Gov. Deval Patrick looked back at his legacy and ahead to his last year in office as he delivered his final State of the Commonwealth address Tuesday.
Patrick pledged to continue to make government more effective, calling for an overhaul of Massachusetts' unemployment insurance system and vowing to pass legislation making it easier to register to vote.
Patrick also said he's working to fix the state's health insurance website and strengthen the Department of Children and Families in the wake of the disappearance of a 5-year-old Fitchburg boy who was under state care.
The governor also laid out a number of transportation initiatives involving both rail and road. He called for the launch of automated tolling, more commuter rail service to Worcester, and the construction of new Red and Orange line trains.
"And yes, in this year, we can accelerate construction on South Coast Rail," Patrick said.
Patrick also took time to look back and offer his version of his legacy.

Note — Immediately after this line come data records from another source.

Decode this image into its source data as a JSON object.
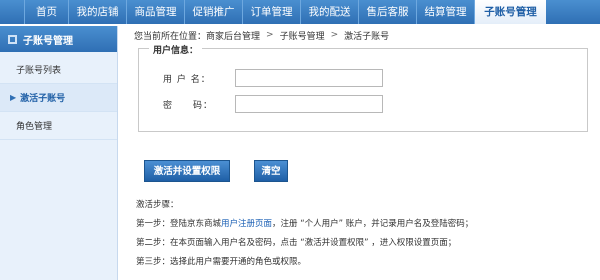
{
  "nav": {
    "items": [
      {
        "label": "首页"
      },
      {
        "label": "我的店铺"
      },
      {
        "label": "商品管理"
      },
      {
        "label": "促销推广"
      },
      {
        "label": "订单管理"
      },
      {
        "label": "我的配送"
      },
      {
        "label": "售后客服"
      },
      {
        "label": "结算管理"
      },
      {
        "label": "子账号管理"
      }
    ],
    "active_index": 8
  },
  "sidebar": {
    "title": "子账号管理",
    "items": [
      {
        "label": "子账号列表"
      },
      {
        "label": "激活子账号"
      },
      {
        "label": "角色管理"
      }
    ],
    "active_index": 1
  },
  "breadcrumb": {
    "prefix": "您当前所在位置：",
    "items": [
      "商家后台管理",
      "子账号管理",
      "激活子账号"
    ],
    "separator": ">"
  },
  "form": {
    "legend": "用户信息：",
    "username_label": "用 户 名：",
    "username_value": "",
    "password_label": "密　　码：",
    "password_value": ""
  },
  "buttons": {
    "activate": "激活并设置权限",
    "clear": "清空"
  },
  "steps": {
    "title": "激活步骤：",
    "step1_prefix": "第一步：登陆京东商城",
    "step1_link": "用户注册页面",
    "step1_suffix": "，注册 “个人用户” 账户，并记录用户名及登陆密码；",
    "step2": "第二步：在本页面输入用户名及密码，点击 “激活并设置权限” ，进入权限设置页面；",
    "step3": "第三步：选择此用户需要开通的角色或权限。"
  },
  "colors": {
    "nav_gradient_top": "#4a8fd0",
    "nav_gradient_bottom": "#2f6fb4",
    "sidebar_bg": "#e8f1fb",
    "link": "#1a5fb4"
  }
}
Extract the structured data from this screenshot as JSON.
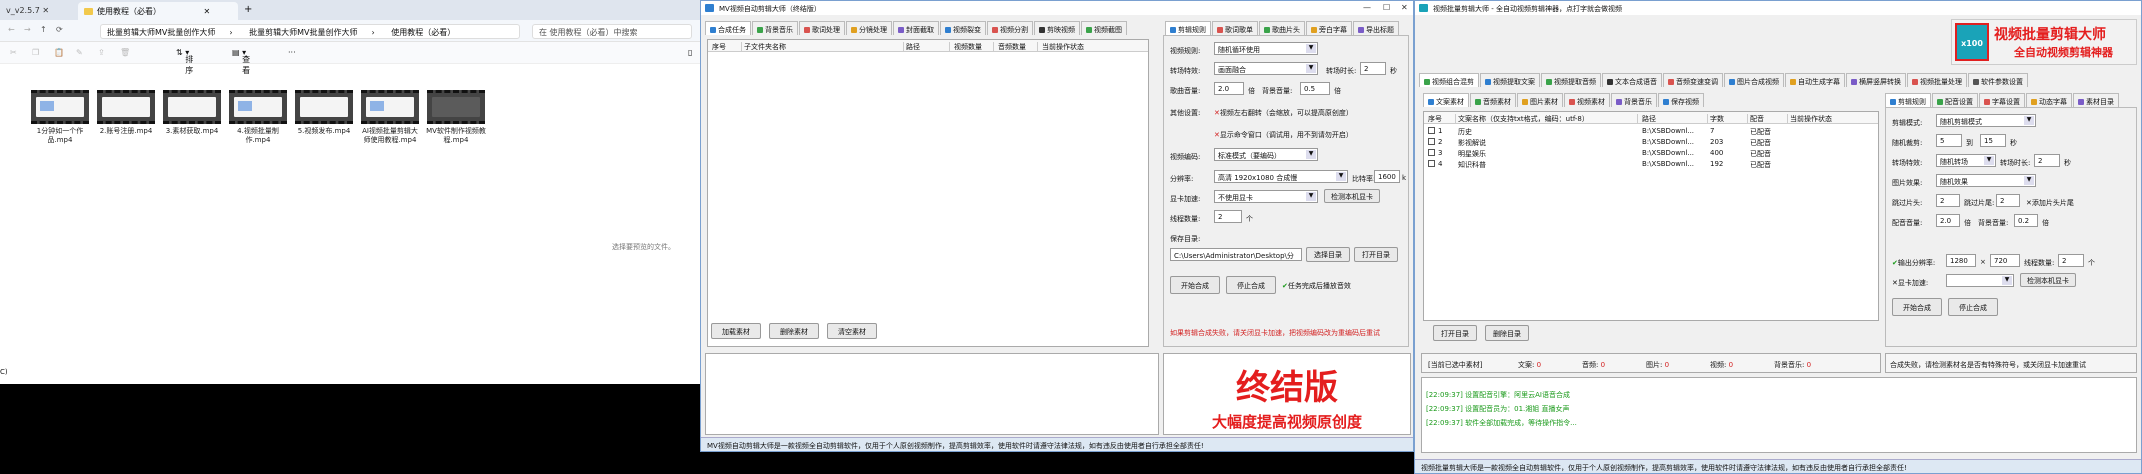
{
  "explorer": {
    "left_tab": "v_v2.5.7",
    "active_tab": "使用教程（必看）",
    "breadcrumbs": [
      "批量剪辑大师MV批量创作大师",
      "批量剪辑大师MV批量创作大师",
      "使用教程（必看）"
    ],
    "search_placeholder": "在 使用教程（必看）中搜索",
    "toolbar": {
      "sort": "排序",
      "view": "查看",
      "more": "···"
    },
    "files": [
      "1分钟如一个作品.mp4",
      "2.账号注册.mp4",
      "3.素材获取.mp4",
      "4.视频批量制作.mp4",
      "5.视频发布.mp4",
      "AI视频批量剪辑大师使用教程.mp4",
      "MV软件制作视频教程.mp4"
    ],
    "empty_note": "选择要预览的文件。",
    "bottom_left": "C)"
  },
  "mv": {
    "title": "MV视频自动剪辑大师（终结版）",
    "tabs": [
      "合成任务",
      "背景音乐",
      "歌词处理",
      "分镜处理",
      "封面截取",
      "视频裂变",
      "视频分割",
      "剪映视频",
      "视频截图"
    ],
    "columns": [
      "序号",
      "子文件夹名称",
      "路径",
      "视频数量",
      "音频数量",
      "当前操作状态"
    ],
    "buttons": {
      "add": "加载素材",
      "delete": "删除素材",
      "clear": "清空素材"
    },
    "right_tabs": [
      "剪辑规则",
      "歌词歌单",
      "歌曲片头",
      "旁白字幕",
      "导出标题"
    ],
    "form": {
      "video_rule_label": "视频规则:",
      "video_rule": "随机循环使用",
      "transition_label": "转场特效:",
      "transition": "画面融合",
      "transition_time_label": "转场时长:",
      "transition_time": "2",
      "sec": "秒",
      "lyrics_vol_label": "歌曲音量:",
      "lyrics_vol": "2.0",
      "bg_vol_label": "背景音量:",
      "bg_vol": "0.5",
      "times": "倍",
      "other_label": "其他设置:",
      "opt1": "视频左右翻转（会缩放，可以提高原创度）",
      "opt2": "显示命令窗口（调试用，用不到请勿开启）",
      "codec_label": "视频编码:",
      "codec": "标准模式（要编码）",
      "res_label": "分辨率:",
      "res": "高清 1920x1080 合成慢",
      "bitrate_label": "比特率:",
      "bitrate": "1600",
      "bitrate_unit": "k",
      "gpu_label": "显卡加速:",
      "gpu": "不使用显卡",
      "gpu_btn": "检测本机显卡",
      "threads_label": "线程数量:",
      "threads": "2",
      "threads_unit": "个",
      "save_label": "保存目录:",
      "save_path": "C:\\Users\\Administrator\\Desktop\\分",
      "choose_dir": "选择目录",
      "open_dir": "打开目录",
      "start": "开始合成",
      "stop": "停止合成",
      "auto_shutdown": "任务完成后播放音效",
      "warning": "如果剪辑合成失败，请关闭显卡加速，把视频编码改为重编码后重试"
    },
    "banner": {
      "title": "终结版",
      "subtitle": "大幅度提高视频原创度"
    },
    "status": "MV视频自动剪辑大师是一款视频全自动剪辑软件，仅用于个人原创视频制作，提高剪辑效率，使用软件时请遵守法律法规，如有违反由使用者自行承担全部责任!"
  },
  "batch": {
    "title": "视频批量剪辑大师 - 全自动视频剪辑神器，点打字就会做视频",
    "logo": {
      "badge": "x100",
      "title": "视频批量剪辑大师",
      "subtitle": "全自动视频剪辑神器"
    },
    "tabs": [
      "视频组合混剪",
      "视频提取文案",
      "视频提取音频",
      "文本合成语音",
      "音频变速变调",
      "图片合成视频",
      "自动生成字幕",
      "横屏竖屏转换",
      "视频批量处理",
      "软件参数设置"
    ],
    "subtabs": [
      "文案素材",
      "音频素材",
      "图片素材",
      "视频素材",
      "背景音乐",
      "保存视频"
    ],
    "columns": [
      "序号",
      "文案名称（仅支持txt格式，编码：utf-8）",
      "路径",
      "字数",
      "配音",
      "当前操作状态"
    ],
    "rows": [
      {
        "no": "1",
        "name": "历史",
        "path": "B:\\XSBDownl...",
        "count": "7",
        "status": "已配音"
      },
      {
        "no": "2",
        "name": "影视解说",
        "path": "B:\\XSBDownl...",
        "count": "203",
        "status": "已配音"
      },
      {
        "no": "3",
        "name": "明星娱乐",
        "path": "B:\\XSBDownl...",
        "count": "400",
        "status": "已配音"
      },
      {
        "no": "4",
        "name": "知识科普",
        "path": "B:\\XSBDownl...",
        "count": "192",
        "status": "已配音"
      }
    ],
    "buttons": {
      "open_dir": "打开目录",
      "delete": "删除目录"
    },
    "selected_label": "[当前已选中素材]",
    "counts": [
      {
        "label": "文案:",
        "value": "0"
      },
      {
        "label": "音频:",
        "value": "0"
      },
      {
        "label": "图片:",
        "value": "0"
      },
      {
        "label": "视频:",
        "value": "0"
      },
      {
        "label": "背景音乐:",
        "value": "0"
      }
    ],
    "log": [
      "[22:09:37] 设置配音引擎：阿里云AI语音合成",
      "[22:09:37] 设置配音员为：01.湘姐 直播女声",
      "[22:09:37] 软件全部加载完成，等待操作指令..."
    ],
    "right_tabs": [
      "剪辑规则",
      "配音设置",
      "字幕设置",
      "动态字幕",
      "素材目录"
    ],
    "form": {
      "mode_label": "剪辑模式:",
      "mode": "随机剪辑模式",
      "random_dur_label": "随机裁剪:",
      "dur_from": "5",
      "to": "到",
      "dur_to": "15",
      "sec": "秒",
      "transition_label": "转场特效:",
      "transition": "随机转场",
      "transition_time_label": "转场时长:",
      "transition_time": "2",
      "image_fx_label": "图片效果:",
      "image_fx": "随机效果",
      "skip_head_label": "跳过片头:",
      "skip_head": "2",
      "skip_tail_label": "跳过片尾:",
      "skip_tail": "2",
      "add_tail": "添加片头片尾",
      "voice_vol_label": "配音音量:",
      "voice_vol": "2.0",
      "bg_vol_label": "背景音量:",
      "bg_vol": "0.2",
      "times": "倍",
      "res_label": "输出分辨率:",
      "res_w": "1280",
      "x": "×",
      "res_h": "720",
      "threads_label": "线程数量:",
      "threads": "2",
      "threads_unit": "个",
      "gpu_label": "显卡加速:",
      "gpu_btn": "检测本机显卡",
      "start": "开始合成",
      "stop": "停止合成",
      "warning": "合成失败，请检测素材名是否有特殊符号，或关闭显卡加速重试"
    },
    "status": "视频批量剪辑大师是一款视频全自动剪辑软件，仅用于个人原创视频制作，提高剪辑效率，使用软件时请遵守法律法规，如有违反由使用者自行承担全部责任!"
  }
}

Patrick says he never expected to deal with an economic recession and Marathon bombing, but said the state rallied in the face of both.
"The way first-responders and bystanders alike ran to help the injured; the way people offered their homes to stranded runners; the way we came together to grieve and support the families of those lost; the way we worked together to find the killers; the way we turned to each other, rather than on each other -- I still believe all this and more reflects the best of who we are," Patrick said.